Merge k Sorted Lists - LeetCode 23 Solution in python

Merge k Sorted Lists hard

Problem Statement

Merge k sorted linked lists and return it as one sorted list. Analyze and describe its complexity.

Example 1

Input: lists = [[1,4,5],[1,3,4],[2,6]] Output: [1,1,2,3,4,4,5,6] Explanation: The linked-lists are: [ 1->4->5, 1->3->4, 2->6 ] merging them into one sorted list: 1->1->2->3->4->4->5->6

Example 2

Input: lists = [] Output: []

Steps

Handle Empty Input: If the input list lists is empty or contains only null lists, return an empty list.
Priority Queue (Min-Heap): Use a min-heap data structure to efficiently manage the heads of all k lists. The min-heap will store (value, ListNode) pairs, allowing us to easily access the smallest node across all lists.
Initialization: Add the head of each non-null list to the min-heap.
Iterative Merging: While the min-heap is not empty:
- Extract the minimum element (smallest node) from the heap.
- Add the node's value to the result list.
- If the extracted node has a next node, add the next node to the heap.
Return Result: Return the merged sorted linked list.

Explanation

The key to solving this problem efficiently is using a min-heap. A min-heap ensures that we always have access to the smallest node among all the input lists. By repeatedly extracting the minimum and adding the next node from the corresponding list, we effectively merge the sorted lists in linear time relative to the total number of nodes.

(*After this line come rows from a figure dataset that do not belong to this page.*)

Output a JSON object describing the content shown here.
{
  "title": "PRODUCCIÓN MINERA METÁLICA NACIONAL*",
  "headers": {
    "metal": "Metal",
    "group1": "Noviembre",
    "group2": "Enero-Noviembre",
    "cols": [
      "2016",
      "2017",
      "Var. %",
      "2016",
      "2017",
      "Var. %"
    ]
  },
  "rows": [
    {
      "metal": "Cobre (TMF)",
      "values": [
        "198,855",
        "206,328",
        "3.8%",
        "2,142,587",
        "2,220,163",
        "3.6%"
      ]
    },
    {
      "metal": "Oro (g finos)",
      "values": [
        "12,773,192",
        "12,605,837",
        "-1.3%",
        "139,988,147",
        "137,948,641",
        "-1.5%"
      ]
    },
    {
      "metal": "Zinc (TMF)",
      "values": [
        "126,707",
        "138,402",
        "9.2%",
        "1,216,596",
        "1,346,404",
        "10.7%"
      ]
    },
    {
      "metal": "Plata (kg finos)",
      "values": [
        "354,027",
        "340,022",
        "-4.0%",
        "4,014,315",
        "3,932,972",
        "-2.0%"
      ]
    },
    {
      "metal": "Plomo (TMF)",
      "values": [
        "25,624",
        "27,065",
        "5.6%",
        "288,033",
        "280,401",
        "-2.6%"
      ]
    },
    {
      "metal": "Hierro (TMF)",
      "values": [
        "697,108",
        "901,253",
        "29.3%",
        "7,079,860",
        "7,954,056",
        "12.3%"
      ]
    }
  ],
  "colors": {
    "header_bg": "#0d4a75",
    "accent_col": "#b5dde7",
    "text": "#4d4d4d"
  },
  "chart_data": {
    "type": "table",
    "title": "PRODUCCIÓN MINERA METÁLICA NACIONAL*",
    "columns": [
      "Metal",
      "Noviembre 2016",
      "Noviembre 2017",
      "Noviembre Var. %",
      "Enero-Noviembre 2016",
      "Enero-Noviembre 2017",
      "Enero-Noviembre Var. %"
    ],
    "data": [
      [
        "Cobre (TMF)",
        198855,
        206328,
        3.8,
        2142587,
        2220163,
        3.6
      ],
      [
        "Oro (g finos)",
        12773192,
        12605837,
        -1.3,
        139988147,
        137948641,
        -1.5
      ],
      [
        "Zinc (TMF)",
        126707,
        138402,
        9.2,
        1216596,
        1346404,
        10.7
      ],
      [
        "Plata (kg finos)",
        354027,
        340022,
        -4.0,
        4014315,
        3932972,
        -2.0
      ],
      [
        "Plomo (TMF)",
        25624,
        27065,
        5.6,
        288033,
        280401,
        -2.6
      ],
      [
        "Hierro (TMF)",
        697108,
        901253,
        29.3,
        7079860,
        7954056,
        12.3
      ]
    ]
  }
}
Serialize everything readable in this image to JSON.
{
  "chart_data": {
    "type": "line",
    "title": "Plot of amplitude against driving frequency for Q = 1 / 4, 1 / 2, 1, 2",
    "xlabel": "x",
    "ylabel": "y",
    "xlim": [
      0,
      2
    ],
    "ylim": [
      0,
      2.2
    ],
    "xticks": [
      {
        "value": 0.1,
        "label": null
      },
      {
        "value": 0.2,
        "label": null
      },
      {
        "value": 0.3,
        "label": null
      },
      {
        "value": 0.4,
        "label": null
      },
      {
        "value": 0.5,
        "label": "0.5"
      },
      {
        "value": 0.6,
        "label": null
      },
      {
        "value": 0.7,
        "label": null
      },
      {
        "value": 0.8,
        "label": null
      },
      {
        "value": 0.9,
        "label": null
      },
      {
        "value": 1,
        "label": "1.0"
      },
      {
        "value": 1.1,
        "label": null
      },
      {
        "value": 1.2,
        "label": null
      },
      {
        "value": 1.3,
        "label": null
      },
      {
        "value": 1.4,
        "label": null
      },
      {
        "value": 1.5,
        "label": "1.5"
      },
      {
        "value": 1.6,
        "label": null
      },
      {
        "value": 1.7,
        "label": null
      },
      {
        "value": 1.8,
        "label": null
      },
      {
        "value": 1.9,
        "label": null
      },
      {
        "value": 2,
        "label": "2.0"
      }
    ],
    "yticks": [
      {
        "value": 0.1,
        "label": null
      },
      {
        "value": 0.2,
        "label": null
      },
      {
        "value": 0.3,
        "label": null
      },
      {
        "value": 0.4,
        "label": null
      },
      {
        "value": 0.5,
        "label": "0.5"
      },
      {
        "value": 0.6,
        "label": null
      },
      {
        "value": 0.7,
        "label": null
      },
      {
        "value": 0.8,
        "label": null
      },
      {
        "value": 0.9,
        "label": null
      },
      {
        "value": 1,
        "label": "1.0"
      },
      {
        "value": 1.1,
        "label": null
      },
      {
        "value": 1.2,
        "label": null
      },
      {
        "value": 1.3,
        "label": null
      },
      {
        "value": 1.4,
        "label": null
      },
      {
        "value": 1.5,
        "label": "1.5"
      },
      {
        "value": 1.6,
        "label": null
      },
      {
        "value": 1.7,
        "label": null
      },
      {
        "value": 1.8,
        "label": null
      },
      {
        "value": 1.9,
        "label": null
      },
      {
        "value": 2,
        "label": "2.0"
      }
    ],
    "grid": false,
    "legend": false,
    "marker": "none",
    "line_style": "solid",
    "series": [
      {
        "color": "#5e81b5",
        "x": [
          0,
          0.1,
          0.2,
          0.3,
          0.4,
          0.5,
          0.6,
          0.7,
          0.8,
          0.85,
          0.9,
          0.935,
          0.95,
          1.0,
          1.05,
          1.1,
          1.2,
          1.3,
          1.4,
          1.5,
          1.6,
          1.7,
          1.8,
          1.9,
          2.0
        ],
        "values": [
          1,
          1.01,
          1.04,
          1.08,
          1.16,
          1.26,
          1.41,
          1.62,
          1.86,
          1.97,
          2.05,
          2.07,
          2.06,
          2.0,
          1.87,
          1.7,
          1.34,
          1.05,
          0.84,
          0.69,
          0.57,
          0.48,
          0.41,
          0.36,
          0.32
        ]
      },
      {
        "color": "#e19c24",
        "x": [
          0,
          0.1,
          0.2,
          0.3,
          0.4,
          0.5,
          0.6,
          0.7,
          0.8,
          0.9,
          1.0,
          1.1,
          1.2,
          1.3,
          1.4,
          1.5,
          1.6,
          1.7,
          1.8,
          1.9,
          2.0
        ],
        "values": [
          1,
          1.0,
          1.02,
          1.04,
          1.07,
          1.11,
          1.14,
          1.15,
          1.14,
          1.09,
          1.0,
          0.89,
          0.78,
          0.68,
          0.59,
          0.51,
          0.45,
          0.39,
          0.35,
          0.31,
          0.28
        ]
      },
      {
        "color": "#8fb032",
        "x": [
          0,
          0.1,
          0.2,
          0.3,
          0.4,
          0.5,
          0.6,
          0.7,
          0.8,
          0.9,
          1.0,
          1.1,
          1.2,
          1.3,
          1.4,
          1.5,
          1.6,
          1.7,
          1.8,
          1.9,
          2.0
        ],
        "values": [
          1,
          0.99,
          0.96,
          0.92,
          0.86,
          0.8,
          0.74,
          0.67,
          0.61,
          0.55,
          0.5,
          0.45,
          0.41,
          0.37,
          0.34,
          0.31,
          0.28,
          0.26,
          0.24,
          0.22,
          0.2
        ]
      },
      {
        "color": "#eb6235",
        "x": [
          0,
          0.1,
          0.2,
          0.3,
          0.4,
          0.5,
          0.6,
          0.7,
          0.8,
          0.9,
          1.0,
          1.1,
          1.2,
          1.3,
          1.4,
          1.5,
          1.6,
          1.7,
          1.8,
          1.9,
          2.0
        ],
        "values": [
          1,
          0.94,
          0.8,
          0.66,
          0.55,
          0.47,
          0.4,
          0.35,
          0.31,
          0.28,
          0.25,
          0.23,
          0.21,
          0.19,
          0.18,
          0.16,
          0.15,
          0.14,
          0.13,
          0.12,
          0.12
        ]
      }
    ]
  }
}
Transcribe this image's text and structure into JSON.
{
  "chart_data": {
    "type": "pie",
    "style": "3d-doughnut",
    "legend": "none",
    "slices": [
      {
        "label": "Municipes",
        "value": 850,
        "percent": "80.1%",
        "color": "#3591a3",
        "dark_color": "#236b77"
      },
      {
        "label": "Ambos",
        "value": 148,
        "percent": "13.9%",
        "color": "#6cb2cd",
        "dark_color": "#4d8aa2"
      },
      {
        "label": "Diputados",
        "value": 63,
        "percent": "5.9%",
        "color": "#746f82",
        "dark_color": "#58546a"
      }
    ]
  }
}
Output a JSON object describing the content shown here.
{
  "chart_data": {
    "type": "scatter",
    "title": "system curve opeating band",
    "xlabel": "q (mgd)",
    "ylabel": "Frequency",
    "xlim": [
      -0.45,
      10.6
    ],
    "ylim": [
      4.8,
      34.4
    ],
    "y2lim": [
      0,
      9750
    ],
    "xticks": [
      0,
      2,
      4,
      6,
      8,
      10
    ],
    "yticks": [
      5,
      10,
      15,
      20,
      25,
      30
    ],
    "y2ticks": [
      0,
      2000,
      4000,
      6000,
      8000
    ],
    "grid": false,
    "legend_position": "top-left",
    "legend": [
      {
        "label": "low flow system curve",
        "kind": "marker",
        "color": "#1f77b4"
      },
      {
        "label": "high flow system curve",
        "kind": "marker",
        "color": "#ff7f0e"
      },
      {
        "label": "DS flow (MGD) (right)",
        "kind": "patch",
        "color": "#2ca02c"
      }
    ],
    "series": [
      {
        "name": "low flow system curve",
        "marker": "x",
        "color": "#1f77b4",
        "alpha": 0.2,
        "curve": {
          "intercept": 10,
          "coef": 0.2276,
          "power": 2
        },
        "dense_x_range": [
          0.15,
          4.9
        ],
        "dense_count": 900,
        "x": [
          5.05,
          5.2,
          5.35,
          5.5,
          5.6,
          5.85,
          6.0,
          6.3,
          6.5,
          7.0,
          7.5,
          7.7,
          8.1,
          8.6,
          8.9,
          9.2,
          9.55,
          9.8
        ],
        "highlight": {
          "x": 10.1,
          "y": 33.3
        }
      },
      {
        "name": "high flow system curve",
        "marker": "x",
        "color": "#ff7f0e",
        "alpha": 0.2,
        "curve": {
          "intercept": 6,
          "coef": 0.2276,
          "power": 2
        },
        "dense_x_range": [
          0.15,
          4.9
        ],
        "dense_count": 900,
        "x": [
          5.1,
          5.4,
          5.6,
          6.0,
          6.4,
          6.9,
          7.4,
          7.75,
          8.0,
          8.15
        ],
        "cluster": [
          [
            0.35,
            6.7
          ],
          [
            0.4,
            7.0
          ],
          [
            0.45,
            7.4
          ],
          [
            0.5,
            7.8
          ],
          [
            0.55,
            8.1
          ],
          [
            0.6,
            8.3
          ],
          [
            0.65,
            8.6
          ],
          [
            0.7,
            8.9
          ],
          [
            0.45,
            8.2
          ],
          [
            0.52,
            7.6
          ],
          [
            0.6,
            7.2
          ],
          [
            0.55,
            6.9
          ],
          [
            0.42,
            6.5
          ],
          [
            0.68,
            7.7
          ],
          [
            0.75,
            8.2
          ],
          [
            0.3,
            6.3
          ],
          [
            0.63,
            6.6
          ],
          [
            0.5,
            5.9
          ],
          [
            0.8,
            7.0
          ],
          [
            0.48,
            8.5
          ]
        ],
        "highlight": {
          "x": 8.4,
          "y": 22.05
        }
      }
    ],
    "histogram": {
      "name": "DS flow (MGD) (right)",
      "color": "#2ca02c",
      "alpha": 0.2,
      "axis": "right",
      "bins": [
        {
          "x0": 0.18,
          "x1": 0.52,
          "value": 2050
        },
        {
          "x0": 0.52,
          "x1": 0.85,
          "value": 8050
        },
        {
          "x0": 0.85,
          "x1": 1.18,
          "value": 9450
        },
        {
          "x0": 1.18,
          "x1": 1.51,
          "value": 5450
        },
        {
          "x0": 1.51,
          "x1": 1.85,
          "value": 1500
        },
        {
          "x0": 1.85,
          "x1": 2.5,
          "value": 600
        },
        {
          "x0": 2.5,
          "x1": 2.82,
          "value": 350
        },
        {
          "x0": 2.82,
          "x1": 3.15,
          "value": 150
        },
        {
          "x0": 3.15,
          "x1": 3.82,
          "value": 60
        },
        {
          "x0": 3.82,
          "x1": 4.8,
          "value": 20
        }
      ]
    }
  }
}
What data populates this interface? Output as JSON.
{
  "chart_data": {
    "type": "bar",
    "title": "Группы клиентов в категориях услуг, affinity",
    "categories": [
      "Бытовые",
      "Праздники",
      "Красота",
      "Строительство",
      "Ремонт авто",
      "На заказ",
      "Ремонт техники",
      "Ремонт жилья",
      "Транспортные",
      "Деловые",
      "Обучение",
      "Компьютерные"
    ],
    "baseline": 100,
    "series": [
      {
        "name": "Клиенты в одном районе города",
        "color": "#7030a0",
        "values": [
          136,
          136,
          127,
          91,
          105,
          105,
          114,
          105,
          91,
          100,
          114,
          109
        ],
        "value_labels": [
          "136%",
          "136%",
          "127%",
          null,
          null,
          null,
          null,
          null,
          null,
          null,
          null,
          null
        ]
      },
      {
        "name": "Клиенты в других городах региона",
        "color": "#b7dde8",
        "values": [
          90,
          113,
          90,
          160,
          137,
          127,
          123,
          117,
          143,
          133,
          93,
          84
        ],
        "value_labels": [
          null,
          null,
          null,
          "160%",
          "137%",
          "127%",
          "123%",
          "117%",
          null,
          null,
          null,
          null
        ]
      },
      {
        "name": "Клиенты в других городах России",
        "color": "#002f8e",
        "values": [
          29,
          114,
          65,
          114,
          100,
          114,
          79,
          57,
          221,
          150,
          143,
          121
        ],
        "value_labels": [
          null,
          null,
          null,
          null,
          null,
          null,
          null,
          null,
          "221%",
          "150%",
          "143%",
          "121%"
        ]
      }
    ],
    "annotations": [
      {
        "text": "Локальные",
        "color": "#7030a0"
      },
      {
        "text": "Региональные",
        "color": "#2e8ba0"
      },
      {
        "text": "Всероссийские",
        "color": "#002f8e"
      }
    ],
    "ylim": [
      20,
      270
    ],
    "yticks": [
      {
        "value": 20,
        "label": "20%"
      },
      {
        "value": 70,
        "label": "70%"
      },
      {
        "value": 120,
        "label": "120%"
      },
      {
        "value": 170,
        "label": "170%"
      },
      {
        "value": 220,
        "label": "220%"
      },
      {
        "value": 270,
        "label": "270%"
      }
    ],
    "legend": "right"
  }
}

A naive approach that compares all nodes repeatedly would be significantly slower (O(N^2) where N is the total number of nodes).

Code

using System;
using System.Collections.Generic;

public class ListNode {
    public int val;
    public ListNode next;
    public ListNode(int val = 0, ListNode next = null) {
        this.val = val;
        this.next = next;
    }
}

public class Solution {
    public ListNode MergeKLists(ListNode[] lists) {
        if (lists == null || lists.Length == 0) {
            return null;
        }

        PriorityQueue<(int, ListNode), (int, ListNode)> minHeap = new PriorityQueue<(int, ListNode), (int, ListNode)>();

        // Add the head of each list to the min-heap
        for (int i = 0; i < lists.Length; i++) {
            if (lists[i] != null) {
                minHeap.Enqueue((lists[i].val, lists[i]), (lists[i].val, lists[i]));
            }
        }

        ListNode dummy = new ListNode();
        ListNode current = dummy;

        // Iteratively merge the lists
        while (minHeap.Count > 0) {
            (int val, ListNode node) = minHeap.Dequeue();
            current.next = node;
            current = current.next;

            if (node.next != null) {
                minHeap.Enqueue((node.next.val, node.next), (node.next.val, node.next));
            }
        }

        return dummy.next;
    }
}

Complexity

Time Complexity: O(N log k), where N is the total number of nodes in all lists and k is the number of lists. Adding each node to the heap takes O(log k) time, and we do this N times.
Space Complexity: O(k), as the heap can contain at most k nodes (one from each list). The space used by the resulting linked list is O(N), but this is considered separate from the algorithm's space complexity.